Do a Google search. Have a cold drink ready as there's lots to read. The MFR 30745 may be USGI rejects, or they may be genuine good quality USGI magazines, or they may be counterfeit USGI. Opinions vary this widely. :p

I've got a couple USGIs at home which work flawlessly, but I don't have the maker memorized.

-- Chuck
 
#11 ·
Mfr 1m291 = Checkmate

Chuck S said:
Do a Google search. Have a cold drink ready as there's lots to read. The MFR 30745 may be USGI rejects, or they may be genuine good quality USGI magazines, or they may be counterfeit USGI. Opinions vary this widely.
I searched for the MFR last night, and my mags are all CheckMate. Based on the individual I rec'd them from, they are all at least 10 to 15 years old (minimum). They were not purchased through one of the Guns'R'Us discount surplus-crap-shops on the internet.

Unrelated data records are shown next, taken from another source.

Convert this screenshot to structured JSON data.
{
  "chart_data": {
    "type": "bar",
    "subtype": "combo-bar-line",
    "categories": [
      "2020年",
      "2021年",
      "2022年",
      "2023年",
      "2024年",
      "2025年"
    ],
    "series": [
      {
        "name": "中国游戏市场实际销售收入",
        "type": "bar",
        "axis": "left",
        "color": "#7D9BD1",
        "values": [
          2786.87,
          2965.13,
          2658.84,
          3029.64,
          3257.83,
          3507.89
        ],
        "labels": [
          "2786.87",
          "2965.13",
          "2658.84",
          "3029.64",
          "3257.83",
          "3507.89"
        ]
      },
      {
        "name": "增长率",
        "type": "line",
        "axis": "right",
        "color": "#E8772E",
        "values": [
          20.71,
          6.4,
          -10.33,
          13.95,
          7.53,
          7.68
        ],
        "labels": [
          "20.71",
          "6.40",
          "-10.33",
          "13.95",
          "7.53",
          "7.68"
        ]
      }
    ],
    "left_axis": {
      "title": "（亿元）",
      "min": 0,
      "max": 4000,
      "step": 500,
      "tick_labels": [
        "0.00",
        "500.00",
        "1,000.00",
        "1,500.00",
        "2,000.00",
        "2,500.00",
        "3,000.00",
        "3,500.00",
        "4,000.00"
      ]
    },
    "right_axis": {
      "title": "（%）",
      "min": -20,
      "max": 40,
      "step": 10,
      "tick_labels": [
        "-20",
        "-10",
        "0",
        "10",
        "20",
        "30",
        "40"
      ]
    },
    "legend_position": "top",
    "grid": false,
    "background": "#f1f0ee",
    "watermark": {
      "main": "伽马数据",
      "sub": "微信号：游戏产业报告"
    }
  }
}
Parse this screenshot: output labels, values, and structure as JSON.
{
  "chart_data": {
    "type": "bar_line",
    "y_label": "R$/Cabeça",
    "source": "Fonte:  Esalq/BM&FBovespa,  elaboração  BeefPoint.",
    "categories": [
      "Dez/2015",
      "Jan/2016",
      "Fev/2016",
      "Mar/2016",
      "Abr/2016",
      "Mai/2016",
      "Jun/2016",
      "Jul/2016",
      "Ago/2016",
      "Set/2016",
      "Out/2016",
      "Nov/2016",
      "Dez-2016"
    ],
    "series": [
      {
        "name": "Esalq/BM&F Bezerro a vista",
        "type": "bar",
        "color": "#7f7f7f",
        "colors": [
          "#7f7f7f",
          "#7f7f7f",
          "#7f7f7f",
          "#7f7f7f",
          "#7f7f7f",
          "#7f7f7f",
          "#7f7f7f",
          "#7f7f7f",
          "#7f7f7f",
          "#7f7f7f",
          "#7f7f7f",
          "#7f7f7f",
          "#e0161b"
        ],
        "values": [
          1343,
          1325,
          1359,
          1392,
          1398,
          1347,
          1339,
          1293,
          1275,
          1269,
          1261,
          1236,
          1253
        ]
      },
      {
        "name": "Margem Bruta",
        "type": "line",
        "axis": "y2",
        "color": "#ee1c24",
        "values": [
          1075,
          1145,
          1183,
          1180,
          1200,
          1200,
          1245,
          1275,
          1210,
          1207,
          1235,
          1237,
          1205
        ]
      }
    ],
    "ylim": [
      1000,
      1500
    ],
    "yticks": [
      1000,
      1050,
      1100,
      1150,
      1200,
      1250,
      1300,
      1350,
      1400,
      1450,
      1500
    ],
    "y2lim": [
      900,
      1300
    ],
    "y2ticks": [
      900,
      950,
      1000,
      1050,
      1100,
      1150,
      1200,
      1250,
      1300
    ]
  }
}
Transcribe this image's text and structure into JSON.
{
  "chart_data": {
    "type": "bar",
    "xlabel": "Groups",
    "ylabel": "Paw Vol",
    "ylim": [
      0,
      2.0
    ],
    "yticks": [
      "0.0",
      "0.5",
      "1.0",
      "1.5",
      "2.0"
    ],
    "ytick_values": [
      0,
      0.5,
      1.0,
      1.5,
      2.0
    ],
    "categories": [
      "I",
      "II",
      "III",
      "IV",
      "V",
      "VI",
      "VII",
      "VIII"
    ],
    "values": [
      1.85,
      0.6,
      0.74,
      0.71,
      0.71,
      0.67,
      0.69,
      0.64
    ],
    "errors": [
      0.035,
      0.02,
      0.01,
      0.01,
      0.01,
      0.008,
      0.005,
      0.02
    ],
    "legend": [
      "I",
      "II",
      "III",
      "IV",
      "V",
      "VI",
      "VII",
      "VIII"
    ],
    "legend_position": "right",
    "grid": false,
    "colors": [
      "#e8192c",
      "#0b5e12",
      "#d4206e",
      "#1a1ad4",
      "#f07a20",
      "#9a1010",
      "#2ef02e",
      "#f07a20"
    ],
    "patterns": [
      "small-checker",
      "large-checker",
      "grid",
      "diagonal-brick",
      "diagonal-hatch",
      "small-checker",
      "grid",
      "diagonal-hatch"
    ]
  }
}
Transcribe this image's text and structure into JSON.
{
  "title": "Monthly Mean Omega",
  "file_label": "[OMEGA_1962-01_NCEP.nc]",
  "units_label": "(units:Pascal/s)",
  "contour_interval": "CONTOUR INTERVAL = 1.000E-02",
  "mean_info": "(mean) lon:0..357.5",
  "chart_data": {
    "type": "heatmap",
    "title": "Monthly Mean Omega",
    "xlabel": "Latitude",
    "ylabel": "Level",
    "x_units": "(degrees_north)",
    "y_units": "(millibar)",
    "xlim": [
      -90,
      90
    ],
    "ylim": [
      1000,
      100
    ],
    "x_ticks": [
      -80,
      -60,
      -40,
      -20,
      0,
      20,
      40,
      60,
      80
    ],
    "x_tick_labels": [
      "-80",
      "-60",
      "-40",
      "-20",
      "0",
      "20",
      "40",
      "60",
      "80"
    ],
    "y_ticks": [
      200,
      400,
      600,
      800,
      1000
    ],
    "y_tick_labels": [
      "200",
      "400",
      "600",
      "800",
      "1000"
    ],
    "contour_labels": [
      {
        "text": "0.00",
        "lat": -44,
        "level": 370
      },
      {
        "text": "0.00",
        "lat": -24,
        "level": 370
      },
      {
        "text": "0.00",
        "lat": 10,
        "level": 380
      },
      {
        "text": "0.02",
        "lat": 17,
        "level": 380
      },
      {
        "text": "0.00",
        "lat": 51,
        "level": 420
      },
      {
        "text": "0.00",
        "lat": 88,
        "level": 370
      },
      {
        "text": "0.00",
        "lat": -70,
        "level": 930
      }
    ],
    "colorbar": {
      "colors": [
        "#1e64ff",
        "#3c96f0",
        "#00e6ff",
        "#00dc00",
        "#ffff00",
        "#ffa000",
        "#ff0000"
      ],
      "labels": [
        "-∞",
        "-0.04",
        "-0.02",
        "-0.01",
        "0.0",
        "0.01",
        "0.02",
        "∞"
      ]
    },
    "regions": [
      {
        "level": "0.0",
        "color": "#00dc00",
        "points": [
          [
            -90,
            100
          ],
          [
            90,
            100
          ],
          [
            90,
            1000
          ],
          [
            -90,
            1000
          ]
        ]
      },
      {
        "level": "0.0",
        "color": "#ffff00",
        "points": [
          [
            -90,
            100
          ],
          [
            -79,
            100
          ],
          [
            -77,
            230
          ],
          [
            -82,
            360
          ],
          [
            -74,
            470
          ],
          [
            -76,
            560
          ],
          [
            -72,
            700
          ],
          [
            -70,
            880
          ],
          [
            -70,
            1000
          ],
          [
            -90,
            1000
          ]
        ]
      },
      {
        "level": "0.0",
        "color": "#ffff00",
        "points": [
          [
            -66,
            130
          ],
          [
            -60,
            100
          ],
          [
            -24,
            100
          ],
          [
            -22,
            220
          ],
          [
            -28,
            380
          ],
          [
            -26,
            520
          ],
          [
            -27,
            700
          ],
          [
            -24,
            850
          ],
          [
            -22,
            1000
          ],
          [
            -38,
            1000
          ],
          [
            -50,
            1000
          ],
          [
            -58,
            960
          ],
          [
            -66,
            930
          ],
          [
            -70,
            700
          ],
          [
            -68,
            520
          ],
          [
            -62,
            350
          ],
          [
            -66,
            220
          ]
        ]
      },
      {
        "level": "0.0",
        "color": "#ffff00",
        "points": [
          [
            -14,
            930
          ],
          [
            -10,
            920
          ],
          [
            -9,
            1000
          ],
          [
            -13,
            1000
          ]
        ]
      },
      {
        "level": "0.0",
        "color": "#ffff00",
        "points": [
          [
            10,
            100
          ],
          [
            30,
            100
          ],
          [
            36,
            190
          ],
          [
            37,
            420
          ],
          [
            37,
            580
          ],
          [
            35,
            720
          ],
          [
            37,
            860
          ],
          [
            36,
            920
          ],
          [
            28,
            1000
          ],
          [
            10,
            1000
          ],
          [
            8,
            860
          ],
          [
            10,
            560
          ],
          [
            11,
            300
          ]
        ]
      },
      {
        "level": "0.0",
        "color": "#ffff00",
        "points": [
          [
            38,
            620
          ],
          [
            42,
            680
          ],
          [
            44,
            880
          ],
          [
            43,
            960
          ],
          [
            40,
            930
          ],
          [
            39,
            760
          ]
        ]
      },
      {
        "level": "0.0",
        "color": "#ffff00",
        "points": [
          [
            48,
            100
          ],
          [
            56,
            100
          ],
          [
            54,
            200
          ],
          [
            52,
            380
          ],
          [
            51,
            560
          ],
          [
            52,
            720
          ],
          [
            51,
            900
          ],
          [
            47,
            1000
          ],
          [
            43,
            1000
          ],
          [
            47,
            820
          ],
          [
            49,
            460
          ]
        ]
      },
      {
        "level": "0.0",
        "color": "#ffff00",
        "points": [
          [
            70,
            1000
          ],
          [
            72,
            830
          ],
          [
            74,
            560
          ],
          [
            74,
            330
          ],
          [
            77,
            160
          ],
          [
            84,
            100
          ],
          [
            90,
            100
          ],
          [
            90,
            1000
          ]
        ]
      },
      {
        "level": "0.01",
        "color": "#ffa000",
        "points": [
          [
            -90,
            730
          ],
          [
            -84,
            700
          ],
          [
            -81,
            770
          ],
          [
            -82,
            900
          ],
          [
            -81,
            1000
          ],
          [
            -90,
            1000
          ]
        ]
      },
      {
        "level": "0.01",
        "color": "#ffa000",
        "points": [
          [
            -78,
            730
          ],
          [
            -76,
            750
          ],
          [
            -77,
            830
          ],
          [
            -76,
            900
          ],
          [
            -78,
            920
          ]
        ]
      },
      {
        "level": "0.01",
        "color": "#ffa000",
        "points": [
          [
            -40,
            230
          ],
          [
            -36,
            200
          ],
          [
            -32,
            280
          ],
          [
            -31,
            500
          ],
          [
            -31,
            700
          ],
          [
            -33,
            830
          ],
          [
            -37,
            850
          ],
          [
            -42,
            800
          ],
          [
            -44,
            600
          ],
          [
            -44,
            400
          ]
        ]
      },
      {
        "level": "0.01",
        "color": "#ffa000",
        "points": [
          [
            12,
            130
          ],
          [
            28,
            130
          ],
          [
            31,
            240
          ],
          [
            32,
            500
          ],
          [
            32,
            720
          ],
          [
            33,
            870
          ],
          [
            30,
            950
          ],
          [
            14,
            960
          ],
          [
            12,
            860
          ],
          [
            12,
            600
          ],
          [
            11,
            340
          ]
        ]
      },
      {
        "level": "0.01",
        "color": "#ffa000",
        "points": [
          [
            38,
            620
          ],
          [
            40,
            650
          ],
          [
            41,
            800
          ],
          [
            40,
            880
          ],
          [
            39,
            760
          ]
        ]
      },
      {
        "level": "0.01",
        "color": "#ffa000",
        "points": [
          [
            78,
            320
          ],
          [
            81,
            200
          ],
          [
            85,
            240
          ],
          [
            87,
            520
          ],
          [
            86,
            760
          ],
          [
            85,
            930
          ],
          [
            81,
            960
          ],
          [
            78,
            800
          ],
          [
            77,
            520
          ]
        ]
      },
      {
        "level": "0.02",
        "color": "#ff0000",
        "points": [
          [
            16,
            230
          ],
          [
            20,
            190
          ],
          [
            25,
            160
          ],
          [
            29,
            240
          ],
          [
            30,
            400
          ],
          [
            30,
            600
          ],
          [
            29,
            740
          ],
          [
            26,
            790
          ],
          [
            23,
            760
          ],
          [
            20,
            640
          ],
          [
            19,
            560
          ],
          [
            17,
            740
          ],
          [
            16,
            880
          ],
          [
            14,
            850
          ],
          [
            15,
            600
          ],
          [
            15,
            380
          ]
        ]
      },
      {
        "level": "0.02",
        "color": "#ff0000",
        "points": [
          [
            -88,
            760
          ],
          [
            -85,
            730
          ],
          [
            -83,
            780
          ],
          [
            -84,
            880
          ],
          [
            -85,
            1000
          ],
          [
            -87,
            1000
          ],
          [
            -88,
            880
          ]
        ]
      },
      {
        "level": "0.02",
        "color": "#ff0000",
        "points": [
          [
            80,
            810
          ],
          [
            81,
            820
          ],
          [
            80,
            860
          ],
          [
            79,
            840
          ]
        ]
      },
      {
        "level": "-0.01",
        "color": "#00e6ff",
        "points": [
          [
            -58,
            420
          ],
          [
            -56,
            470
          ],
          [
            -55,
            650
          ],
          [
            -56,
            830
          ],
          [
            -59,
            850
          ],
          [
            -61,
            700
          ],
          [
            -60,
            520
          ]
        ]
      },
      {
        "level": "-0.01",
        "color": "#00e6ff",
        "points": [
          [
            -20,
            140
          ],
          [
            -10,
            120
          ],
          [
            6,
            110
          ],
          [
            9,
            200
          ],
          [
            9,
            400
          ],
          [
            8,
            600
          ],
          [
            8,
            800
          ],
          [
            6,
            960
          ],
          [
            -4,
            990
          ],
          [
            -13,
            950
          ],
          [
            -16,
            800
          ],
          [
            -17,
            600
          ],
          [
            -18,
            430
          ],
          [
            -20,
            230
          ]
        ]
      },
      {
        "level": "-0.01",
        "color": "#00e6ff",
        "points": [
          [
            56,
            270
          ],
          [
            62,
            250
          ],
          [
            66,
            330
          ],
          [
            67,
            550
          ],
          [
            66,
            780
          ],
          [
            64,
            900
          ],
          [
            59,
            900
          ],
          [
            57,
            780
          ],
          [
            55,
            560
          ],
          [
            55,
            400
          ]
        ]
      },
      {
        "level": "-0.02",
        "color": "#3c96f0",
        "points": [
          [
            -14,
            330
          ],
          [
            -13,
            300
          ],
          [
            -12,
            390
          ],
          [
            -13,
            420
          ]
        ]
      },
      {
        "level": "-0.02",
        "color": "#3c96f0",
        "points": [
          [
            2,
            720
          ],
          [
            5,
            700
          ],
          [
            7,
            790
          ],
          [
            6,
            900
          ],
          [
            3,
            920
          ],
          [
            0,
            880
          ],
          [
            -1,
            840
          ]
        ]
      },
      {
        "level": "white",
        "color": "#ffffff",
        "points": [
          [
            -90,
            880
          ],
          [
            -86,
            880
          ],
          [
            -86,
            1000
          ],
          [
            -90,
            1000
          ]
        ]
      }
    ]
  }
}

I will follow the recommendation of Chuck and others to use brass wool for an initial cleaning. Then, I'm going to check them for function. If they work well, I may have them refinished.

Any recommendation on a oil to use in conjunction w/ the brass wool? WD40? Motor oil?
 
#14 ·
Johnny Peppers said:
It really doesn't matter what you use. If you don't use oil or something to protect it, it will rust. Using steel wool has nothing to do with that.
except that the micro steel wool fibers will promote rusting very quickly if any are left behind at all...just a precaution measure. oiling them up after will help bigtime and keep them that way too.